On September 9, Maldives went to the polls to vote for the country’s next president. A record eight candidates were in the fray, with three looming largest: incumbent President Ibrahim Solih of the Maldivian Democratic Party (MDP), Malé Mayor Mohamed Muizzu representing the Progressive Party of Maldives (PPM) and People’s National Congress (PNC) coalition, and Ilyas Labeeb of the Democrats, a breakaway faction of the MDP affiliated with Speaker of Parliament Mohamed Nasheed.
Muizzu won the first round, but did not secure the majority needed to prevent a runoff. He faced off against Solih in a second and final round of voting on September 30, where he again prevailed by a sizable margin, garnering 54 percent of votes to Solih’s 46 percent. That means Muizzu will ascend to the presidency, with coalition partner – and former president – Abdulla Yameen looming in the background of the new administration.
To understand the implications of the presidential race, The Diplomat’s Editor-in-Chief Shannon Tiezzi spoke with Mimrah Abdul Ghafoor, a regular columnist on Maldives politics and society. Ghafoor, who has worked in Maldives’ President’s Office and Ministry of Foreign Affairs, explained the political dynamics shaping the race and the implications for Maldives’ democracy and geopolitical positioning.
What can we expect from Muizzu’s presidency?

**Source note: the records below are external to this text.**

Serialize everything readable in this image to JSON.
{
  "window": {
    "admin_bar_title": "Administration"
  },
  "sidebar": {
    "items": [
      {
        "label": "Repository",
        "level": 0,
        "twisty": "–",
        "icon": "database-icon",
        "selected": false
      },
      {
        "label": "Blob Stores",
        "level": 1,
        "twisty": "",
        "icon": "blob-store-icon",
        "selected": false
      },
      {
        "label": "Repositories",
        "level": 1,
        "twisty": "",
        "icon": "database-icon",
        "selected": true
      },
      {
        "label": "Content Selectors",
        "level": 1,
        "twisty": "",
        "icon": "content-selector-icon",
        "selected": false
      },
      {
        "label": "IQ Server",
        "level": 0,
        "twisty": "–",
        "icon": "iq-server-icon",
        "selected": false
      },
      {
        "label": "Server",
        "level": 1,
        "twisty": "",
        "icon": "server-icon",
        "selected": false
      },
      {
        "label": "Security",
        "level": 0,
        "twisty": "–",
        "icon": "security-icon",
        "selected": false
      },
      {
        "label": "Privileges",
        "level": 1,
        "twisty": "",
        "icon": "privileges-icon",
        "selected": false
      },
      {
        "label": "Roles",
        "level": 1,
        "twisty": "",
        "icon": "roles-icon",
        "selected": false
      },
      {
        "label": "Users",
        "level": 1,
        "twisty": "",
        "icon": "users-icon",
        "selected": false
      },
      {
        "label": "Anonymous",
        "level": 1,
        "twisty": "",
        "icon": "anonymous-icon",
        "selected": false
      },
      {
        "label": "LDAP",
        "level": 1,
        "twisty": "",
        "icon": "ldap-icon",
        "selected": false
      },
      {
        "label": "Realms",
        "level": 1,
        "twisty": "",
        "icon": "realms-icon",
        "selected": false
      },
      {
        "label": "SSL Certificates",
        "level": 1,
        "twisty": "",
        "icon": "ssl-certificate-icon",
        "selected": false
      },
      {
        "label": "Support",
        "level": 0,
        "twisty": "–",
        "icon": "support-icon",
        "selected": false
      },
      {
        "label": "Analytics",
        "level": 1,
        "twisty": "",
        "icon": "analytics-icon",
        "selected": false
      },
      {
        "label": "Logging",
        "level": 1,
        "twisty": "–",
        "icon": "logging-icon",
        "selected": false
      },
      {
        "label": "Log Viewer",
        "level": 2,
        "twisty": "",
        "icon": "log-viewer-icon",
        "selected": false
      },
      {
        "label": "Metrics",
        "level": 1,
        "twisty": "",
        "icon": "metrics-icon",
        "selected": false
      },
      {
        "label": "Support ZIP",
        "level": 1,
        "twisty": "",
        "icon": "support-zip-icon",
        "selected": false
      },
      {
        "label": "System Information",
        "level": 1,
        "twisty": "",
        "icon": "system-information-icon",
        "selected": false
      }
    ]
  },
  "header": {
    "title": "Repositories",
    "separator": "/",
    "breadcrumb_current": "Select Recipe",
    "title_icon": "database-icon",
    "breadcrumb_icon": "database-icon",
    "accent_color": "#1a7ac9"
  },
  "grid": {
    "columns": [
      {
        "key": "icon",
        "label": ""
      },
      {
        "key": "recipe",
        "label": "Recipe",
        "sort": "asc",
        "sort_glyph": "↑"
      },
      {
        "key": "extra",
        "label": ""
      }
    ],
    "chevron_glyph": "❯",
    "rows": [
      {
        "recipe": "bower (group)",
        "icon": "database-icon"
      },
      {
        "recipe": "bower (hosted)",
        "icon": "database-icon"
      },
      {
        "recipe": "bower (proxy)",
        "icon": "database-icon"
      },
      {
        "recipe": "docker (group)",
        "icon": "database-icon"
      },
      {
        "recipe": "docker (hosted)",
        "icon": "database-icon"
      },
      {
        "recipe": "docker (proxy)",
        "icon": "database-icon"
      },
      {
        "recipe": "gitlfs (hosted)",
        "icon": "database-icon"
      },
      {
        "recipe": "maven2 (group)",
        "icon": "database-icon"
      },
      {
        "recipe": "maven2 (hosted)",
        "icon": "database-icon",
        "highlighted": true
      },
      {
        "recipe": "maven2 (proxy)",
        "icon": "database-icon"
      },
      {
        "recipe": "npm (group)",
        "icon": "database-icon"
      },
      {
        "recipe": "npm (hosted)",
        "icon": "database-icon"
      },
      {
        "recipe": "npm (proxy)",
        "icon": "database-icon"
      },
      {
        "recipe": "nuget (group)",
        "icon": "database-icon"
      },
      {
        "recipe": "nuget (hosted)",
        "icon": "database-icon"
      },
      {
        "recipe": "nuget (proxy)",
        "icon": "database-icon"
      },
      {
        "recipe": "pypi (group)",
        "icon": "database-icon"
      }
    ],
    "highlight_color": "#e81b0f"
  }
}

Muizzu is poised for a challenging presidency from the very beginning. First and foremost, although he has won the presidential seat, the MDP still largely controls the parliament. Navigating this legislative gridlock will be a considerable challenge. The ability of the PNC-PPM coalition to secure a legislative majority remains uncertain, with parliamentary elections scheduled for March of next year.
Another crucial consideration is former President Abdulla Yameen’s role going forward. Yameen has the potential to become a rival, given the significant loyalty he commands within the PNC-PPM base. How Muizzu plans to address this potential internal challenge remains an open question, as does his commitment to fulfilling promises of securing Yameen’s release from prison.
On the economic front, Muizzu assumes leadership at a critical juncture. Maldives is still recovering from the economic shocks induced by the COVID-19 pandemic and is burdened with rising debt-servicing obligations.
Finally, in terms of foreign policy, Muizzu can be expected to moderate the “India Out” rhetoric now that he is in office. However, he will need to navigate a complex relationship with India, which has reacted unfavorably to such rhetoric. This situation may compel him to foster closer diplomatic and commercial ties with China.